LATELY DIRECTOR OF THE BUREAU OF SCIENCE. MANILA
THE subject of the influence of sunlight in the tropics has been the subject of extended discussion for many years, and the general opinion seems to be that the intensity of insolation is the most important factor influencing the physical welfare of the white inhabitants in those parts of the world lying within the regions which are generally considered as having a tropical climate.
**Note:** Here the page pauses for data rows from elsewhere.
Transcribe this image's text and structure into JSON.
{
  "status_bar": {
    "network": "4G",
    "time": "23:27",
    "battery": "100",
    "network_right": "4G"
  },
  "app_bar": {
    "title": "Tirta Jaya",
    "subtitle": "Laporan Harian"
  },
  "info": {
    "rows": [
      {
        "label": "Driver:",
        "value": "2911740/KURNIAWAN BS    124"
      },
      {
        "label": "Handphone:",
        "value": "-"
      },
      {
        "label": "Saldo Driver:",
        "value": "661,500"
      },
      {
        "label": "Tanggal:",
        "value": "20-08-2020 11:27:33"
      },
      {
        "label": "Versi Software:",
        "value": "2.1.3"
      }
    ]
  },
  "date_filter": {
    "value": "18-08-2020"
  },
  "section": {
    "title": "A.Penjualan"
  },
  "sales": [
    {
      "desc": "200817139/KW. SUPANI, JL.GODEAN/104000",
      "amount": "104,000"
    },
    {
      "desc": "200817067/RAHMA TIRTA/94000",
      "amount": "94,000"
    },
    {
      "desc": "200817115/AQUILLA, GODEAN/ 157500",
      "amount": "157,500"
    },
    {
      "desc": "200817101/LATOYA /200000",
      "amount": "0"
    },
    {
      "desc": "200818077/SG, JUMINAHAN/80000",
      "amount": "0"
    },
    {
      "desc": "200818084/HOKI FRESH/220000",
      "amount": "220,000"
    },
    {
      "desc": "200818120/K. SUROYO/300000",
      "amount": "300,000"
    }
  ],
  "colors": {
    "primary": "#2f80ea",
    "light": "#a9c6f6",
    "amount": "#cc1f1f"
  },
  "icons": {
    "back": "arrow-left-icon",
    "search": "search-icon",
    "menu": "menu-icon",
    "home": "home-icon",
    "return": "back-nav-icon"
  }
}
In considering the question of what may be regarded as a tropical climate, we are too apt to be influenced by preconceived opinions as to what the dominating factors are, and we are prone to lose sight of the fact that there is as much difference between tropical climates as between those in the temperate zones. Persons living in the tropics are almost certain, during their early years of residence, through ignorance or otherwise, radically to change their mode of living and subject themselves to hygienic conditions which they would consider inadmissible in their former homes. The races of people native to the tropical zones have no knowledge of bacteriology and pathology which would enable them to understand the measures to be taken to avoid infectious and other diseases, whereas they live in regions where the absence of a pronounced winter is favorable to the rich development of microscopical life. As a consequence, many of the ill effects which are attributed to sunlight may in reality be due to entirely different causes. Again, races native in the tropics, as a rule, do not have access to the complete food supplies of persons in temperate
- The manuscript of this article was received by the editor two weeks after the cabled announcement of the lamented death of Dr. Freer. Dr. Freer had attained high distinction as a chemist and since taking charge of the scientific work of the government in the Philippines in 1901, had contributed greatly to the organization and advancement of the scientific work under our government.